Box after box, jar after jar, drawer after drawer. Strewn across the table, slipping onto the floor, stacked in her chair. Paper and stone, blades and photographs, cloth and small skulls, tumbling across the shelves and into the wrong containers. Books thumped on the floor and bottles of glass beads rang against each other, metal jangled and tin boxes rattled, vomiting out their contents, pencils and tubes and buttons gushing onto the table, pigment and paper flowers and miniatures spilling onto the floor. Daisy filled her kettle. Surely a cup of tea might help even this catastrophe. She put the kettle on the tiny hot-plate and lit the flame underneath and as she did she knocked over her mug. It was a favourite, one of her fetishes for when she was working, and her hand shot out . But the mug hit the side of a shelf and bounced forwards so she crashed in pursuit, caught it, and knocked over two boxes and a stack of books.
Her worst curse dried on her lips; the contents of one box slithered and bounced about the floor and left a large metal pendant and a postage stamp marooned under the table. The pendant was of brass, tarnished now and dull, a miniature compass with some rather unlikely additional needles and bands. The postage stamp was in shades of red and green and its tiny alphabet was elegant but unknown to her. It was hooked by one of the decorative teeth in the rim of the compass. Daisy put down her mug, and squatted to contemplate the conjunction. With one hand, she sought out her volume, and laid it on the floor. All her tension was abruptly gone. She felt tired. Using a sheet of printing paper, she scooped up the compass and the stamp.
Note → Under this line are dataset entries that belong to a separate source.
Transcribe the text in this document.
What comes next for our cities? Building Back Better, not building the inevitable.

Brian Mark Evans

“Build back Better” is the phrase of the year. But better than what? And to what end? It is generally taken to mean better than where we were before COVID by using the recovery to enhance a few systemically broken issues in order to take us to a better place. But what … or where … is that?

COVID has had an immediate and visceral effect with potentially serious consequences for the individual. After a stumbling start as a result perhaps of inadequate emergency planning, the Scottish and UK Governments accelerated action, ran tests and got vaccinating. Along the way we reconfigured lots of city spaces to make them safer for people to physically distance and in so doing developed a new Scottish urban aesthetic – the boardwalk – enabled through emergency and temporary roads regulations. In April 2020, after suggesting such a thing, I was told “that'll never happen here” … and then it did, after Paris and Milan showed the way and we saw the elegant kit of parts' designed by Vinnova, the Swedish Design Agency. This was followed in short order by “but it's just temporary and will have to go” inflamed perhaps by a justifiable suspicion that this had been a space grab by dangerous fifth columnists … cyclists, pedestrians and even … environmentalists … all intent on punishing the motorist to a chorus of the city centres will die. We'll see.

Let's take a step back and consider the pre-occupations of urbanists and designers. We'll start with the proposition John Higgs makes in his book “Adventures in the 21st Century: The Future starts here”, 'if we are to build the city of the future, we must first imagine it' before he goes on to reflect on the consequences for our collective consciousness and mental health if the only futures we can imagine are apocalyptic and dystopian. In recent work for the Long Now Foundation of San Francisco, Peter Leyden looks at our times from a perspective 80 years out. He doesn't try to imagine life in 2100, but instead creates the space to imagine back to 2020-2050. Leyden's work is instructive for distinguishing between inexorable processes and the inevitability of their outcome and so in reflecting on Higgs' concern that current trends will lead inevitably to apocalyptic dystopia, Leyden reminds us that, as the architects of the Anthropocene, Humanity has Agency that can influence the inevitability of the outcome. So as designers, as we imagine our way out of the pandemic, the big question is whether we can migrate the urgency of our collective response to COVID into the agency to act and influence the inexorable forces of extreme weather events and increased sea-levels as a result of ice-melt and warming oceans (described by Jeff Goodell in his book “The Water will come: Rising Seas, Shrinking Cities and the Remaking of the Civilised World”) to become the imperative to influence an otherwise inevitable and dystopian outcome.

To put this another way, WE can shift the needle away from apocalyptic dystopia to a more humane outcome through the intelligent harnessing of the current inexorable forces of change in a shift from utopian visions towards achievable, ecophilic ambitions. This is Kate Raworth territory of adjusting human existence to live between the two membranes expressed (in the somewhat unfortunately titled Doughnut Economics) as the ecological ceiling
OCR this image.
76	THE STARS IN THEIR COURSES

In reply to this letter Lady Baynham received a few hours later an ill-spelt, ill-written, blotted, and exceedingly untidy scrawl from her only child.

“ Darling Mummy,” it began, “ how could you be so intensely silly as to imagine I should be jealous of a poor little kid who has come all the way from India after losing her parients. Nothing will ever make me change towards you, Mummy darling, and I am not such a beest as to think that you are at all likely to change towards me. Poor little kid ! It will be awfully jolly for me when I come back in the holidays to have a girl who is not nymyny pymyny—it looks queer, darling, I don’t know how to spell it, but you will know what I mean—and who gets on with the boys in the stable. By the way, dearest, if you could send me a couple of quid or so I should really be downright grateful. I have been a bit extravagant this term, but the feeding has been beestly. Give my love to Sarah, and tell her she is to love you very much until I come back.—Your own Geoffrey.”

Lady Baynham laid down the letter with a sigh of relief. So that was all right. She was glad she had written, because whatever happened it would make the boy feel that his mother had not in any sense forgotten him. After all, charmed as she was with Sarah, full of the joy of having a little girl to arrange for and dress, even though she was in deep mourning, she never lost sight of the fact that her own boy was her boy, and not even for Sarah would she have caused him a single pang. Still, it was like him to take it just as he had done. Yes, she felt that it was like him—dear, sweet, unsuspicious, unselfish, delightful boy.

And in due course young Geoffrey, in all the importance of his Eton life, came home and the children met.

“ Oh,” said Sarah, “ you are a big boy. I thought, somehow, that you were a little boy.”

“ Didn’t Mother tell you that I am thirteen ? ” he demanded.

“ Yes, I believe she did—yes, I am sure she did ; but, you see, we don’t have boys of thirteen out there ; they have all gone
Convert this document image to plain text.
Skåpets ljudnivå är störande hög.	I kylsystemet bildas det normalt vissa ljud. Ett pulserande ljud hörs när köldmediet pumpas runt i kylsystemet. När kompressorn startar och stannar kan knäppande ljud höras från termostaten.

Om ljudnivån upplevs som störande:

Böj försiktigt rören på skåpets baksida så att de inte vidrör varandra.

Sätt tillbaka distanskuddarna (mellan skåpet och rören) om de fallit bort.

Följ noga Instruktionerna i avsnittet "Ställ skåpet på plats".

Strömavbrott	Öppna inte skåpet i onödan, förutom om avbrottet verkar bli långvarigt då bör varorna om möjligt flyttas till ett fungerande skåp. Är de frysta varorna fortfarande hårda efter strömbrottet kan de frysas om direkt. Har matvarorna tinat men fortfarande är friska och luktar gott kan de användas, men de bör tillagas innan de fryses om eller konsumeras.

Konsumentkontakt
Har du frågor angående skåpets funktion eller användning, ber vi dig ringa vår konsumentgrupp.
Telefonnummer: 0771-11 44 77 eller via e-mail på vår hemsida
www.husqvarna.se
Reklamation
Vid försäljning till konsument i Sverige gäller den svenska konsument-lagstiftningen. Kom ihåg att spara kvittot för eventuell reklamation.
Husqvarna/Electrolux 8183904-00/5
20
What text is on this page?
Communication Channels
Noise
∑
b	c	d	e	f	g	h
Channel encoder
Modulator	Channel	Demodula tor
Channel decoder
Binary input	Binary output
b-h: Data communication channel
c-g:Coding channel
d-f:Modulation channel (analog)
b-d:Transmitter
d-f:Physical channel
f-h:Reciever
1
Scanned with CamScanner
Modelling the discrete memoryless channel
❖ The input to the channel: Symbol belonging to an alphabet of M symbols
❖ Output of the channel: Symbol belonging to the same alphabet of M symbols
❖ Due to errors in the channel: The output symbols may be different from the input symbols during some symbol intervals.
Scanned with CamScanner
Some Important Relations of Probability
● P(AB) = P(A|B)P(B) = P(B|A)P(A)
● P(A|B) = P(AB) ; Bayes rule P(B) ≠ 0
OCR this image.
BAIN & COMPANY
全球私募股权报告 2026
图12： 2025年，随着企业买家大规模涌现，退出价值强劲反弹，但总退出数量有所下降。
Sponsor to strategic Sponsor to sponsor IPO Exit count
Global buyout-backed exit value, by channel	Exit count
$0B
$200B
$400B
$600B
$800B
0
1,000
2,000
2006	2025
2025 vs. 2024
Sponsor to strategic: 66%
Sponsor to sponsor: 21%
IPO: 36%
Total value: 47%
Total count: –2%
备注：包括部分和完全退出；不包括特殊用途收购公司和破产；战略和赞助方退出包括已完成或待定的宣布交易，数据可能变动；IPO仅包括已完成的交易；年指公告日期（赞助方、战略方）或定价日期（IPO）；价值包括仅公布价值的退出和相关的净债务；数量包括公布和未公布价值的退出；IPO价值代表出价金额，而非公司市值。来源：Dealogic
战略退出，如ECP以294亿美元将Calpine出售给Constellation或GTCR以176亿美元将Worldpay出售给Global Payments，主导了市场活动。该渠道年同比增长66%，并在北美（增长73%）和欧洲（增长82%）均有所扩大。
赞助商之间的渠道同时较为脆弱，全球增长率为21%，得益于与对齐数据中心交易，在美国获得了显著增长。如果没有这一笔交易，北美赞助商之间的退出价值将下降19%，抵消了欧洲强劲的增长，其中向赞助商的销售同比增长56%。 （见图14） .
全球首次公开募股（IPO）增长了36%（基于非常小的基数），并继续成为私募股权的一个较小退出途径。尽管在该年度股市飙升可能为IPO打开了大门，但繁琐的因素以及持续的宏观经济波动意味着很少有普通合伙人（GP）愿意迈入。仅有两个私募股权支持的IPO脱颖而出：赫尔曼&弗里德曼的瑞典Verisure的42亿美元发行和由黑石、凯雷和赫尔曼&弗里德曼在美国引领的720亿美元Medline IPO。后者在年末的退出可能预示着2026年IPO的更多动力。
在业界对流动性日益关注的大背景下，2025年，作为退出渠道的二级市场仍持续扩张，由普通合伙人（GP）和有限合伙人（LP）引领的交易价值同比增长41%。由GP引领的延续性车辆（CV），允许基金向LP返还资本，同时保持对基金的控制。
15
By the time the book was finished, the winter evening had drawn in and the clouds were low and smoky. In the twilight, the snow that covered the garden looked dim and grizzled, as dark in the shadows as amethysts or oak-trees. Such warmth as there had been in the afternoon sun had caused some more of the black hedgerow and the chestnut-brown earth to be revealed and a crow was digging rhythmically for food in the exposed soil. There was silence, apart from the susurration of Daisy wading through the snow, and darkness apart from the torch in her hand.